На титуле итало-русского словаря я обнаружил каллиграфическую надпись, сделанную пером: «М. Домерщиковъ. Римъ. 26 февр./11 мар. 1917-го». Значит, после гибели «Пересвета» старший офицер попал из Порт-Саида в Италию, где и приобрел все эти словари…

Немного. Но все же… Эта мизерная удача обнадеживала. Нет, нет, рукописи ее горят! Я на верном пути. Дневники и письма старшего лейтенанта Домерщикова отыщутся и прольют свет на тайну гибели «Пересвета».

Беркутова порылась в пухлой телефонной книжке.

— За Екатериной Николаевной, — пояснила она между делом, — ухаживала одна женщина. Звали ее Тая. Вот она может что-то сказать о судьбе интересующих вас бумаг. Правда, она ничего не слышит, и изъясняться с ней надо записками…

Беркутова лихорадочно листала книжку. Конечно же, Таиного адреса не оказалось…

— Не расстраивайтесь! Я сейчас позвоню сестре. Таня хорошо ее знала.

Сестра Таня смогла отыскать адрес, и я, не теряя минут (время приближалось к десяти вечера), помчался на такси за Черную речку на Удельный проспект.

Старый двухэтажный домик, послевоенной — немецкой — постройки утопал в ночных сугробах. Мне пришлось довольно долго объяснять через дверь двум одиноким пожилым женщинам, кто я и зачем звоню в столь поздний час. Преодолев опаску, соседки отворили.
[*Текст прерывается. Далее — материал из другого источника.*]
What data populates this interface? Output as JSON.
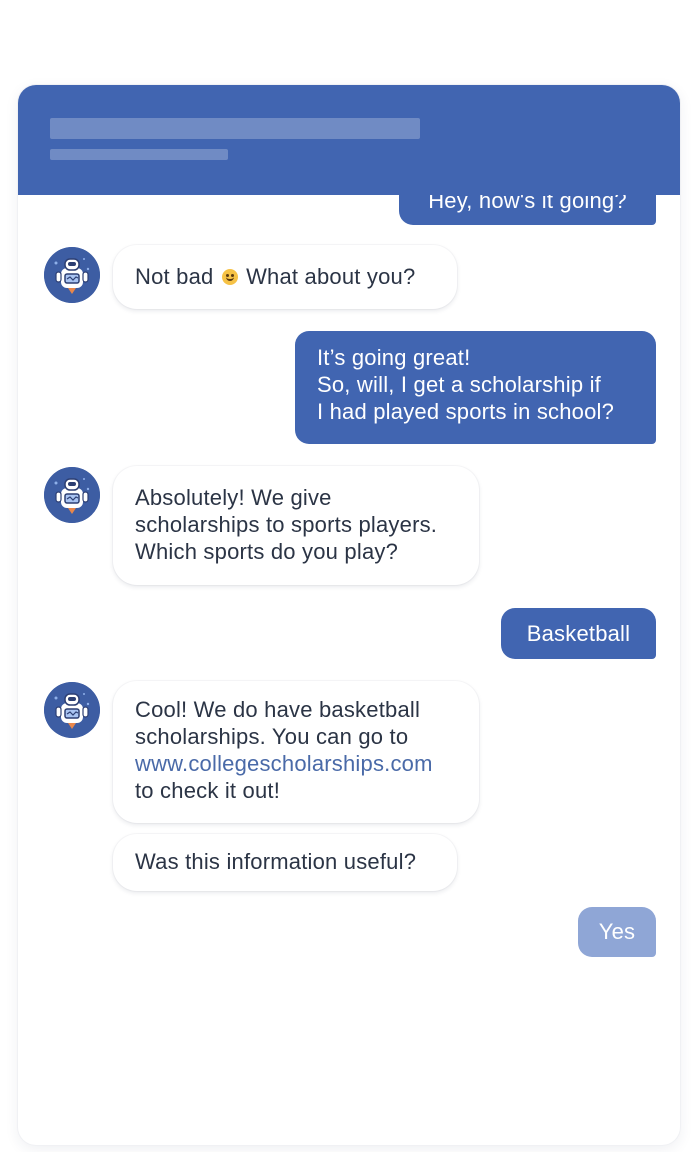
{
  "header": {
    "title_placeholder": "",
    "subtitle_placeholder": ""
  },
  "messages": {
    "m0": "Hey, how's it going?",
    "m1_before": "Not bad",
    "m1_after": "What about you?",
    "m1_emoji": "smiling-face-icon",
    "m2": [
      "It’s going great!",
      "So, will, I get a scholarship if",
      "I had played sports in school?"
    ],
    "m3": [
      "Absolutely! We give",
      "scholarships to sports players.",
      "Which sports do you play?"
    ],
    "m4": "Basketball",
    "m5": [
      "Cool! We do have basketball",
      "scholarships. You can go to",
      "www.collegescholarships.com",
      "to check it out!"
    ],
    "m6": "Was this information useful?",
    "m7": "Yes"
  },
  "avatar": {
    "icon": "robot-icon",
    "background_color": "#3d5da3"
  },
  "colors": {
    "accent": "#4165b1",
    "accent_faded": "#8fa6d6",
    "link": "#4a6aa8",
    "bot_text": "#2b3445"
  }
}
Помня, что Тая, Таисия Васильевна, глуха, я показал ей заранее набросанную записку. Она кивнула и повела рассказ о Екатерине Николаевне с той же светлой улыбкой, с какой рассказывала о ней и Беркутова. Они познакомились в 1949 году, когда пятнадцатилетняя Тая, проходя мимо скамейки, на которой сидела Домерщикова, приласкала собачонку, очередную питомицу Екатерины Николаевны. И тут же получила неожиданное приглашение: «Приходи ко мне, девочка. Помогу тебе уроки готовить». Так началась эта долгая (в двадцать семь лет) и верная дружба бывшей петербургской аристократки и дочери кочегарши с экспериментального завода. От сверстниц и сверстников Таю отчуждал врожденный физический недостаток: одна нога у нее была тоньше другой. Но в общении с пожилой женщиной, прожившей трудную и интересную жизнь, девушка забывала о своем несчастье, прилежно учила французский, запоминала правила хорошего тона, помогала Екатерине Николаевне по хозяйству.

— Для меня она была второй матерью. И когда она умерла, я похоронила ее прах в могиле мамы на Северном кладбище.
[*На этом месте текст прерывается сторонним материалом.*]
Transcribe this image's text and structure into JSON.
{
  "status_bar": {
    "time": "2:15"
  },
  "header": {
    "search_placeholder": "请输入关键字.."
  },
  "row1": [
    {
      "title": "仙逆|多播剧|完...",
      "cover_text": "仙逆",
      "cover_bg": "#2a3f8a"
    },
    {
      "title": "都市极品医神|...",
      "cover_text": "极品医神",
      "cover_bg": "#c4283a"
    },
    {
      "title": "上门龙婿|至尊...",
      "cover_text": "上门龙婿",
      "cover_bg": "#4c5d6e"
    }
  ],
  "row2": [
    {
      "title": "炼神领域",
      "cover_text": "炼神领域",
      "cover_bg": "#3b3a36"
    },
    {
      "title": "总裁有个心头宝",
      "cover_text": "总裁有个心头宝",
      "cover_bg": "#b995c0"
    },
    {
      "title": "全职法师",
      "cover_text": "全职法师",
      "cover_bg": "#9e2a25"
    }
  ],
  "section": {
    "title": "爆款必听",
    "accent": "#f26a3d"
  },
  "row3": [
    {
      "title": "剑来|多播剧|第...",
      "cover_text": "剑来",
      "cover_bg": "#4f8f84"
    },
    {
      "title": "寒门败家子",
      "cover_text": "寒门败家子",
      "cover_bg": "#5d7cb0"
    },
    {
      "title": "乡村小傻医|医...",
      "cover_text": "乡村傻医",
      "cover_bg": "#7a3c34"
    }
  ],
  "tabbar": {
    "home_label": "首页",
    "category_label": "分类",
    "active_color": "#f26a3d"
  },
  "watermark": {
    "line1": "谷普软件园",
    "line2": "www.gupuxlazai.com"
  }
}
Таисия Васильевна извлекла из ящика стола свидетельство о смерти. Оно было датировано 9 июня 1976 года.

Судьба этой женщины завершилась с непреложностью революционной логики: дочь действительного статского советника, крупного петербургского финансиста закончила свой жизненный путь не в фамильном склепе, а в могиле подкатчицы угля из заводской кочегарки. Прах обеих женщин, презрев сословные предрассудки, мирно покоится в одной ячейке колумбария. И знает об этом только Тая, Таисия Васильевна, да еще я. Ведь имя Екатерины Николаевны Домерщиковой не выбито на погребальной плите. Муж ее лег в безымянную могилу, и она разделила с ним эту последнюю превратность судьбы, как делила все прочие невзгоды — ссылку, бездетную жизнь, блокаду… А впрочем, те девять лет, которые они прожили вместе, наверно, были для них самыми счастливыми. Я понял это, разглядывая фотографии, которые отыскала в своем столе Тая. Екатерина Николаевна, окруженная детьми, смотрела в аппарат улыбаясь. То была улыбка грустной мудрости, человека, прошедшего сквозь бури и тернии своего века. И какого века!..

Пока Таисия Васильевна рылась в тумбочке, ища новые фотографии, я оглядел ее комнату. Более чем скромное жилище одинокой женщины. У единственного окна стояло нечто вроде кросен с натянутыми нитями.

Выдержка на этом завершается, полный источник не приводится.